During July we experienced some very cold mornings! (The photo of frozen water drops on plants at the depot nursery was taken by Kylie). We’ve continued our hand weeding at our remnant sites, (Andrew Yandell Habitat Reserve in Greensborough and Wooded Way in Montmorency), chasing the sunshine during the day to warm up.
We again hosted some redeployed Banyule staff, and they have been very grateful to have some outdoor work! This time we had two staff helping us cut and paint a relatively recent coloniser of the Melbourne area - Cassinia sifton, at one of our reserves in Greensborough, Alma Brown Nature Reserve. The four of us removed a full ute load of the weed. After much stomping and squashing in the back of the ute, we managed to get it all in.

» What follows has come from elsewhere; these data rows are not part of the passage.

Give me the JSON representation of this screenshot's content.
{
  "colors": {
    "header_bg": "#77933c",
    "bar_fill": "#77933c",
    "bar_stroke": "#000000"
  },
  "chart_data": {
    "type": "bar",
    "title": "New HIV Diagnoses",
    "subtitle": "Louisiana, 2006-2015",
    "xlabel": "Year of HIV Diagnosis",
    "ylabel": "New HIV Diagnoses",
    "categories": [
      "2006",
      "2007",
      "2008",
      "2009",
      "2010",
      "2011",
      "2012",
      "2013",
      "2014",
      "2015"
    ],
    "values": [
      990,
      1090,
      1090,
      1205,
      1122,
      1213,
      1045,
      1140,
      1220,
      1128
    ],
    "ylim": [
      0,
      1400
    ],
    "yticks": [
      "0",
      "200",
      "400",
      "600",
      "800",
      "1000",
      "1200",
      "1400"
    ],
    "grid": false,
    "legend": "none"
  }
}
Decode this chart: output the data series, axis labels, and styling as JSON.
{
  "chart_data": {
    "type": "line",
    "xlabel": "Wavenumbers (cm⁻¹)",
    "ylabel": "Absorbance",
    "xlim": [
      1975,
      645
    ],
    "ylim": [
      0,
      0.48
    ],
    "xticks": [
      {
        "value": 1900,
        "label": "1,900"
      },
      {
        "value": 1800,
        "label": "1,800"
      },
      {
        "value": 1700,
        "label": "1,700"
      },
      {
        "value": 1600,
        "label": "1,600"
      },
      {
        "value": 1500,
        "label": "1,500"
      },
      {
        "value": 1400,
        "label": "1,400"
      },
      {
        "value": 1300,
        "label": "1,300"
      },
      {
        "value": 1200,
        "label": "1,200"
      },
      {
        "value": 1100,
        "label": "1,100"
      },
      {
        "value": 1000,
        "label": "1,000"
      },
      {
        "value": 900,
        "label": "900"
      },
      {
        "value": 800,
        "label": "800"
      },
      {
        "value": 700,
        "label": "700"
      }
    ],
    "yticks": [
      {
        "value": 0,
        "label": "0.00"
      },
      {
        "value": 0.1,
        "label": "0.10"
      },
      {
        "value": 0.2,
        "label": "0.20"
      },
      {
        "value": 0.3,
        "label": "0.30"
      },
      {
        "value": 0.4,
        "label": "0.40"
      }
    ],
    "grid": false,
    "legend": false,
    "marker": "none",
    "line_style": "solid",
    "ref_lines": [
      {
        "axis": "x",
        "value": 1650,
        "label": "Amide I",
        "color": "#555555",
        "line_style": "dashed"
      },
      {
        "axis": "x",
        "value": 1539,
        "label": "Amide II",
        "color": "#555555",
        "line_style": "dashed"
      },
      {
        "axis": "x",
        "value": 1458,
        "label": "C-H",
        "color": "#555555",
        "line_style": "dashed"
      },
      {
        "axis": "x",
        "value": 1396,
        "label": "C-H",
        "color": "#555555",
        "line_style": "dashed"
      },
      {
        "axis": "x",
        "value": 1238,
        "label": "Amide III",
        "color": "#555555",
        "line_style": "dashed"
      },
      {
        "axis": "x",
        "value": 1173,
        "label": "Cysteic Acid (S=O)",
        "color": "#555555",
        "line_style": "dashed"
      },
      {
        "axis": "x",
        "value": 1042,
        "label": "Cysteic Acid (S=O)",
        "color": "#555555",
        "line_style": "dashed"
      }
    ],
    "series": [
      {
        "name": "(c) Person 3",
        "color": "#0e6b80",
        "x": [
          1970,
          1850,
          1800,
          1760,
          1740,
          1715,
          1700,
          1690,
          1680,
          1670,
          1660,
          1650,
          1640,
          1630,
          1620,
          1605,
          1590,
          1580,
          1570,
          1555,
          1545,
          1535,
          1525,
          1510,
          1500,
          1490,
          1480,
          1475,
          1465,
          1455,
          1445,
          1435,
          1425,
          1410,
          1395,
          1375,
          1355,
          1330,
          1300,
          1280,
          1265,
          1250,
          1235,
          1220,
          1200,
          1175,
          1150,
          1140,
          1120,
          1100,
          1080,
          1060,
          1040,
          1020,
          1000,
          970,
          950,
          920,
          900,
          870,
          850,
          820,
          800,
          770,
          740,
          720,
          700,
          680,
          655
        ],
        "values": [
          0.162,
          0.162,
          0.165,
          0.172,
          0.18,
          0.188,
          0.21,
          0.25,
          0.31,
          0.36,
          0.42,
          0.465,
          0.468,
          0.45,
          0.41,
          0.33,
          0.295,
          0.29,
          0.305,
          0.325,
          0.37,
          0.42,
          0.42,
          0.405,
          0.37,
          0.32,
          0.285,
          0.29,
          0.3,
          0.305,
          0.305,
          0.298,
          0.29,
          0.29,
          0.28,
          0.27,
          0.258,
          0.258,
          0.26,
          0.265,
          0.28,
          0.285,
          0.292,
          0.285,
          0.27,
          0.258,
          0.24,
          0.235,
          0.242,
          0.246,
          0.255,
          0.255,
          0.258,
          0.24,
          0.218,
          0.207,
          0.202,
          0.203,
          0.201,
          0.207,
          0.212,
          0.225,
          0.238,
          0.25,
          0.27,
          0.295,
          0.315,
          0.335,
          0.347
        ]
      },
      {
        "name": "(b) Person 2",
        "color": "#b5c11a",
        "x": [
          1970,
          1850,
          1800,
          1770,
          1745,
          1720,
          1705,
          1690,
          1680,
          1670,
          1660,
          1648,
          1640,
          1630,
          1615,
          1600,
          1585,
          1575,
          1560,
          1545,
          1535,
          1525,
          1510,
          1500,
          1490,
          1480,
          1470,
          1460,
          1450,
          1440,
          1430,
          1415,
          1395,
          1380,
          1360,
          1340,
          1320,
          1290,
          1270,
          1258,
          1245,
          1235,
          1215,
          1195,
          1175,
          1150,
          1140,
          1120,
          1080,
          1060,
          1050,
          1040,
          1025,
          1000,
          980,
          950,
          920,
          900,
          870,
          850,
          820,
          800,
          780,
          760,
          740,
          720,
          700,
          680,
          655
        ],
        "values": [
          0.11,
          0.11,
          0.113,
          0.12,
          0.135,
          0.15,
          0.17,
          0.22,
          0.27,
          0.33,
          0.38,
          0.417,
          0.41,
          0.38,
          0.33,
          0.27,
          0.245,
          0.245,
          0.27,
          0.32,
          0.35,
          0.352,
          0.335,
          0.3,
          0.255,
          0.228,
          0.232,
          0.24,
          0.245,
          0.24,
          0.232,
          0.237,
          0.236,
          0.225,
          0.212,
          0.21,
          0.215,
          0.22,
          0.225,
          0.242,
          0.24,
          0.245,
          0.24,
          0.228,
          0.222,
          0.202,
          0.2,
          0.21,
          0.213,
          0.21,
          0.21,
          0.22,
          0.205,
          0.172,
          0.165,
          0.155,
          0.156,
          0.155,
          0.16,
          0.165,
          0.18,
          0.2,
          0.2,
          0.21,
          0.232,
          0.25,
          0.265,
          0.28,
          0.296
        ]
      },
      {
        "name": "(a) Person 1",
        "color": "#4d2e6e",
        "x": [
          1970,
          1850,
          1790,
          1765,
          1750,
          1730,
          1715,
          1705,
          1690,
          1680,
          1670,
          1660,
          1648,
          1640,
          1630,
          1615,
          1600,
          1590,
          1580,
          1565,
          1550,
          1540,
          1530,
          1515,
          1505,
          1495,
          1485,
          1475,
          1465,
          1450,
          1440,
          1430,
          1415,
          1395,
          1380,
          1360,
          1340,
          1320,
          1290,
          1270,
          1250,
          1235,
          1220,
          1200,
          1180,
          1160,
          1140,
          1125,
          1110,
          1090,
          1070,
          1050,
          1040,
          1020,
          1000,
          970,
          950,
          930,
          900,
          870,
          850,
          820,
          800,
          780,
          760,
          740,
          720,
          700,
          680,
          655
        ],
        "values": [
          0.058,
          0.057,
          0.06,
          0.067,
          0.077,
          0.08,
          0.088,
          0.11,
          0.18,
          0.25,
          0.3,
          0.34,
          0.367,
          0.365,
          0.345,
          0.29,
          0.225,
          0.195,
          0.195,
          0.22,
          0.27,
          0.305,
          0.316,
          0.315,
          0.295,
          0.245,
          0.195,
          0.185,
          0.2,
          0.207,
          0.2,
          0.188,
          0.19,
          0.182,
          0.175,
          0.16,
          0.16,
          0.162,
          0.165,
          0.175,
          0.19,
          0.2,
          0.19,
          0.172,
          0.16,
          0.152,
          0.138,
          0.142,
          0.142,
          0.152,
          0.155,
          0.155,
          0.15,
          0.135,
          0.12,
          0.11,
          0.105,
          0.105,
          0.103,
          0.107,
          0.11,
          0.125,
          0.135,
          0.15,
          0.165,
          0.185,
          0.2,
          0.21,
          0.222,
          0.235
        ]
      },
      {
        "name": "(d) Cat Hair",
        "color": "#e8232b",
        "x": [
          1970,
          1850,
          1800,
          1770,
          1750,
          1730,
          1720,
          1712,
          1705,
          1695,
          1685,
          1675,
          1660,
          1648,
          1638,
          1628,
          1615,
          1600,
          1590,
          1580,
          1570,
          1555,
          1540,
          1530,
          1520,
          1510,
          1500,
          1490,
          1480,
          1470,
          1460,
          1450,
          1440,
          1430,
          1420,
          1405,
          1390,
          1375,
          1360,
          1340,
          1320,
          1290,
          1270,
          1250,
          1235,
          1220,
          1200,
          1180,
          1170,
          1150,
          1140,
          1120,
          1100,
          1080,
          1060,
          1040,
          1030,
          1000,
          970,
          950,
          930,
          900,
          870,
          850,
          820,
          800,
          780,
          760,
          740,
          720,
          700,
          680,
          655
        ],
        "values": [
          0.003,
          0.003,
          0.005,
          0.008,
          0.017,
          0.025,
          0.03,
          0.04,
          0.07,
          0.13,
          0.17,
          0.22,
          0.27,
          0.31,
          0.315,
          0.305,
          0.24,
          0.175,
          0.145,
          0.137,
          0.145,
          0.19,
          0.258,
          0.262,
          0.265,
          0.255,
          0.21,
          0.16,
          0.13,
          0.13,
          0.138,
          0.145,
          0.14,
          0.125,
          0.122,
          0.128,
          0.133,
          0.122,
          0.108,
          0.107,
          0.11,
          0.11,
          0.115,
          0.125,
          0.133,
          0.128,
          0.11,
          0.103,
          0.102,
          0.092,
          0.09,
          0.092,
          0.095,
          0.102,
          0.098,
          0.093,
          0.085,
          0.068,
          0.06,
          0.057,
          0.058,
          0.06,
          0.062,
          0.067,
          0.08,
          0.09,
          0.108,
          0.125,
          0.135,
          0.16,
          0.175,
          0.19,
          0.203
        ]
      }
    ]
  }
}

Alma Brown Reserve is 4.9 hectares of remnant bushland and was gifted to Banyule Council as a nature reserve by the late Alma Brown who lived on the property for many years. The reserve also has a conservation covenant with Trust For Nature. The reserve supports a small population of kangaroos and a number of significant plant species including the nationally threatened Dianella amoena (Matted Flax-lily), locally threatened Carex iynx (Tussock Sedge) and the Victorian rare Billardiera scandens s.s. (Velvet Apple-berry). There is small tributary of Diamond Creek that runs through the reserve too. It’s a beautiful place to wander through, with many mosaic artworks throughout.
We also did an infill planting with the redeployed staff at our Banyule Swamp East site. A total of 655 plants were infilled into the site. We planted a range of species to increase the diversity of the site including 30 trees and shrubs, 210 sedges and semi-aquatics, and 340 grasses. We placed most of the trees and shrubs near the new fence to soften the view across the paddock and create a canopy connection to the swamp entry area. We guarded most of these plants to protect them from grazing animals, damage from the weather and easier maintenance for us! (Photo: A sea of tree gurads at Banyule Swamp East, K D'Amico.)